What difficulties are in the Card House of Venezuela is anyone's guess. Not that it probably matters... unless the saber-rattling against Columbia and Guyana is heating up, in which case he's got more Russian arms to buy and might not have the cash to do it. But it serves to point out, for the umpteenth time in the last decade or so, that the US needs to limit its liability on foreign oil. The longer we're beholden to tin-pot tyrants and minor megalomaniacs for the juice that keeps us turning a profit, the longer these world-weenies have a say in what we do and how we do it. And, more importantly, what it costs us in the process.
To that end, here again are the realistic requirements for our energy future:
Get our own petroleum; we've got bunches sitting under our soil just waiting for us. Stop wetting your panties about getting it. No other north shore drilling has harmed the tundra, there's no evidence anything would change by drilling 200 miles to the east.

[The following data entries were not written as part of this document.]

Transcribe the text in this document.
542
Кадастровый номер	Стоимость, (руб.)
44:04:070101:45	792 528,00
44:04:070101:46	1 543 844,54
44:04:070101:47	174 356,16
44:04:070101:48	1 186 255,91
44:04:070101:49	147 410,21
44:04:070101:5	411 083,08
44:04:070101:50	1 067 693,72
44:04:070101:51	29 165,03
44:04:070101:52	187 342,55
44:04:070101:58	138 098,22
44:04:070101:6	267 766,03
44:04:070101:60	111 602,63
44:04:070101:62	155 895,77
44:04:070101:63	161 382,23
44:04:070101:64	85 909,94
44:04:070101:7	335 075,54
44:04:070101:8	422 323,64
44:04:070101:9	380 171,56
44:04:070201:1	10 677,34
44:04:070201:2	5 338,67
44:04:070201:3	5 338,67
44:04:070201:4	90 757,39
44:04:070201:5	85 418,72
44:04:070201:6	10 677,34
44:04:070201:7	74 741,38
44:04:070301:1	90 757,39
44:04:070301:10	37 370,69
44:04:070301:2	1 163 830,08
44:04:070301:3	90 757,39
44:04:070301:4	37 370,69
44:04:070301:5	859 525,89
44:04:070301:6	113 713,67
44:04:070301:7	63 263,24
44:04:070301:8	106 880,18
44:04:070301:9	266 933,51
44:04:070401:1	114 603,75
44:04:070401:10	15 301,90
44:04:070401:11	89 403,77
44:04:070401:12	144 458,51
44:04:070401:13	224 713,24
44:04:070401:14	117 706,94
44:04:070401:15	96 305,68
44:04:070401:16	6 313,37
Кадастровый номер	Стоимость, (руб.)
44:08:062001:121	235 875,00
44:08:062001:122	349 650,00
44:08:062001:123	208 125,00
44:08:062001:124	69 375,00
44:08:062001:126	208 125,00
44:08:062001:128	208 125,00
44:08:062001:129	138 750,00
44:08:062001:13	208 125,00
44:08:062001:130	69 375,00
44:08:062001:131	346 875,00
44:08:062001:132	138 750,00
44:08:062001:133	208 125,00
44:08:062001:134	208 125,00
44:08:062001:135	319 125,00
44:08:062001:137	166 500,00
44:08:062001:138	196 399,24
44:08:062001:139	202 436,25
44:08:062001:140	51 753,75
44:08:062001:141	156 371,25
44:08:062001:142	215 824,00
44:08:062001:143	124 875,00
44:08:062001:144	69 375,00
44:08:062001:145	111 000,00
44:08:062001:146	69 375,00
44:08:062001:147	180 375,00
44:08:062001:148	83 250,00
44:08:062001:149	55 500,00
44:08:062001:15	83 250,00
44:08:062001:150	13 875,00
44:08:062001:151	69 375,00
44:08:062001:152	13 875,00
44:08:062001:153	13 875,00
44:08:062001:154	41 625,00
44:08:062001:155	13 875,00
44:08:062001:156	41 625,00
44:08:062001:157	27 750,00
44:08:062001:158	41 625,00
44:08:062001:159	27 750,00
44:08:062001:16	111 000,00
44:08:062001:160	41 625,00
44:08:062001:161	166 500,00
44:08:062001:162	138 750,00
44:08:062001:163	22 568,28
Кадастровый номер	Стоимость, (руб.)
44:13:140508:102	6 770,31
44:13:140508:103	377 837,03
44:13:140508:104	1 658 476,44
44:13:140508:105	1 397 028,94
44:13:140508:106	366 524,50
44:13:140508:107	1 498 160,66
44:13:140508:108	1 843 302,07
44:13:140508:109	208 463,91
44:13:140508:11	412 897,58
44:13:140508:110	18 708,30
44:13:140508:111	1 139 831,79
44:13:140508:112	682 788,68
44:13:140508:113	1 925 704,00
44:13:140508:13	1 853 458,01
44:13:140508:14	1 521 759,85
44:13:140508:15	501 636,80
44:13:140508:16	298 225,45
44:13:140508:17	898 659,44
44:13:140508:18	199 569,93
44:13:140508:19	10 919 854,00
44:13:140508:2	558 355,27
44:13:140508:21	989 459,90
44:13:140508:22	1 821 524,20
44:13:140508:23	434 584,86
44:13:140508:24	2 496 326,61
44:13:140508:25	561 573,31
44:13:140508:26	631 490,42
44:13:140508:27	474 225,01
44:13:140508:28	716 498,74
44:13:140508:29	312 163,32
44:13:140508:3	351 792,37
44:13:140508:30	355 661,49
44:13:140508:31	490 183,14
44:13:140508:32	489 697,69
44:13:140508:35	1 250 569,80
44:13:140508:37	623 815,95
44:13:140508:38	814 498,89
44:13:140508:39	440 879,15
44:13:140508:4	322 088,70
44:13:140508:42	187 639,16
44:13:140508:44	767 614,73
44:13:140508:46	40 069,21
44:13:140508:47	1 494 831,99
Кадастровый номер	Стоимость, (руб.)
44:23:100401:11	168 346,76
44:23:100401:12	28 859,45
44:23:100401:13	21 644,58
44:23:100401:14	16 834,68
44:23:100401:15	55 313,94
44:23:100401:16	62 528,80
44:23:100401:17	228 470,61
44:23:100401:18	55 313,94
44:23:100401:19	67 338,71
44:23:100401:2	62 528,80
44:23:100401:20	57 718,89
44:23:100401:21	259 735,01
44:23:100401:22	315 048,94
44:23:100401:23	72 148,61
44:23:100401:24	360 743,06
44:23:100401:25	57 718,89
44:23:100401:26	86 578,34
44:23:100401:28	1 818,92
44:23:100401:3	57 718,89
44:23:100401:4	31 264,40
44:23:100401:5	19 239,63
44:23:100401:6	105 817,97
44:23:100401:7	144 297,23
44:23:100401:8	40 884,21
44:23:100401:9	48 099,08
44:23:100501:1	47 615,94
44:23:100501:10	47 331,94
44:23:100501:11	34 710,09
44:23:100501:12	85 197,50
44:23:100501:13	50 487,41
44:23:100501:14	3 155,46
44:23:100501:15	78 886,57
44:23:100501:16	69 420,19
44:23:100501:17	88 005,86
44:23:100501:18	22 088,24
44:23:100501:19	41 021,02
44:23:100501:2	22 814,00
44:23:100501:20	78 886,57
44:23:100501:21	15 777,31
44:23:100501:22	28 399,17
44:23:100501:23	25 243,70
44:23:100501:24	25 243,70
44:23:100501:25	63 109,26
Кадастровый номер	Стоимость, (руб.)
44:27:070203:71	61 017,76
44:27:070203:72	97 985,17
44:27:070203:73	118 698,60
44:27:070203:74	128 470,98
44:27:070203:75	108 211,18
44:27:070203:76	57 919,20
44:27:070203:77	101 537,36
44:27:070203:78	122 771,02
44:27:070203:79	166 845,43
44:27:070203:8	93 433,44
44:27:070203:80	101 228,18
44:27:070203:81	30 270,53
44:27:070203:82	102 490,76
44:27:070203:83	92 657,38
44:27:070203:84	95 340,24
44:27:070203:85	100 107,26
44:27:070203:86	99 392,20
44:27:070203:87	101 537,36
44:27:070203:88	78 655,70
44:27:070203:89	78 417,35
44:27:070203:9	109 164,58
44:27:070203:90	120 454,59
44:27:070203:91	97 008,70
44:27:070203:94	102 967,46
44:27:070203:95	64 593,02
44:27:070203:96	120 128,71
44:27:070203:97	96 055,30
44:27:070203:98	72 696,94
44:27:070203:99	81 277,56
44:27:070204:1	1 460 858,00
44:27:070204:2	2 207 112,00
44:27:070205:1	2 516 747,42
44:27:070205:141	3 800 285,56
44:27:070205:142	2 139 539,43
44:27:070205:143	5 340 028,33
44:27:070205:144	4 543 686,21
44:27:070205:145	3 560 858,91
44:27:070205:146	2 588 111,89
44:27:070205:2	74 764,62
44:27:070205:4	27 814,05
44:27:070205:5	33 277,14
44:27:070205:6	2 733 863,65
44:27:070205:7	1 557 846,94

Save petroleum for those things that only petroleum can be used for: like making cars go vroom.
Stop using petroleum for those things that other energy sources can do: like making electricity.
Make electricity with nuclear power and coal. Stop "helping" by preventing nuclear waste dumps from being built; stop "helping" by getting in the way of coal-powered electric plants. We have the technology to make coal as environmentally safe as grilling steaks on a gas grill. If you insist on following the Global Warming lemming train, then the answer would seem to be CO2-less nuclear.
Make our gasoline go farther by adding homegrown alcohol to it. And lots of it – like 600% more per gallon. Use other plant material than corn to make this alcohol.
Where possible, use the faddish "alternatives". Solar in the southwest, wind on the coasts. And for godsake stop with the endless fantasy that these alternatives are anything but small scale. The object is to be realistic. Realism precludes building solar powered castles in the air.
Not doing these – all of these – means turning your future, and your wealth, over to yuck-meisters like Hugo Chavez. Won’t that be fun.